1) Na terceira de suas Meditações, Descartes apresenta provas da existência de Deus baseadas no princípio da causalidade, como a que afirma que só existindo realmente Deus - que seria a causa - é possível explicar a existência de um ser finito e imperfeito (o eu pensante para Descartes), porém dotado da ideia de infinito e de perfeição - e aqui surge o efeito da causa. Essa ideia estaria na mente do homem como "a marca do artista impressa em sua obra", escreve Descartes.
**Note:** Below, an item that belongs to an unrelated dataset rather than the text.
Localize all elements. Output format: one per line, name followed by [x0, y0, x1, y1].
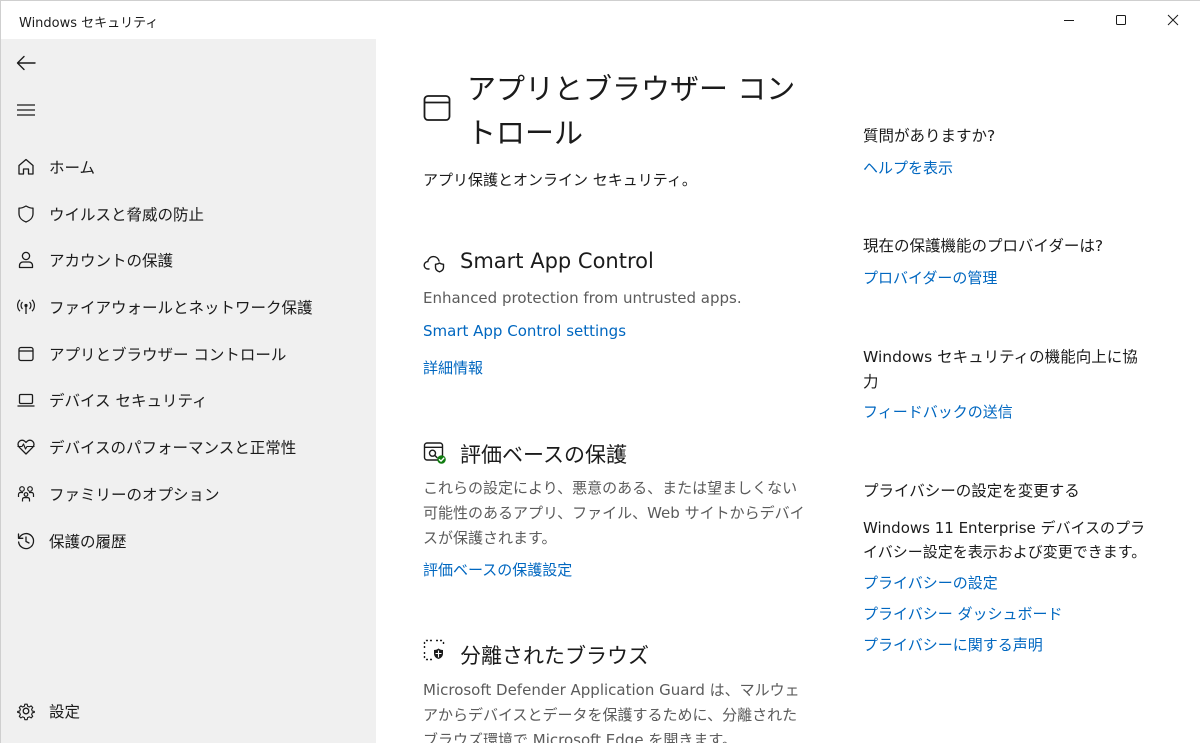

Só a existência efetiva de Deus pode explicar a simples emergência da ideia de Deus na mente humana, defende Descartes.
2) No mesmo Diário de um ano ruim em que fala do larvatus prodeo de Descartes, Coetzee argumenta todo o contrário dessa ideia de Descartes sobre a existência de Deus. Trata-se do capítulo 17 das "Opiniões fortes", intitulado "Do Design Inteligente" - uma doutrina que postula a existência de uma inteligência maior por trás do universo e seus processos. "Não desejo me associar a isso", escreve Coetzee, "mas continuo a achar a evolução por mutação ao acaso e seleção natural não só pouco convincente como ridícula enquanto descrição de como surgem os organismos complexos". "Não me parece filosoficamente retrógrado atribuir inteligência ao universo como um todo", continua Coetzee, "em vez de apenas a um subconjunto de mamíferos do planeta Terra". O universo inteligente evolui com um propósito - mesmo que o intelecto humano não reconheça esse propósito (ou sequer a ideia bruta do que seria um propósito).
3) Segundo Coetzee, o intelecto humano é marcado por uma estranha combinação: "a combinação de insuficiência de percepção intelectual junto com a consciência de que essa percepção é insuficiente". Experimentamos assombro, "contração da mente, como diante de um abismo", sempre que tentamos compreender a origem do espaço e do tempo e "a natureza do entendimento em si". Se o intelecto teve sua evolução a partir de uma mutação progressiva, não seria lógico imaginar que com um pouco de esforço se poderia esboçar uma arqueologia desse mesmo intelecto? Mas não, o que se tem, segundo Coetzee, é o abismo. "Um aparato intelectual marcado por uma consciência de sua insuficiência é uma aberração evolucionária", finaliza ele. Tal consciência, que para Descartes é a assinatura do artista, Coetzee vê como aberração.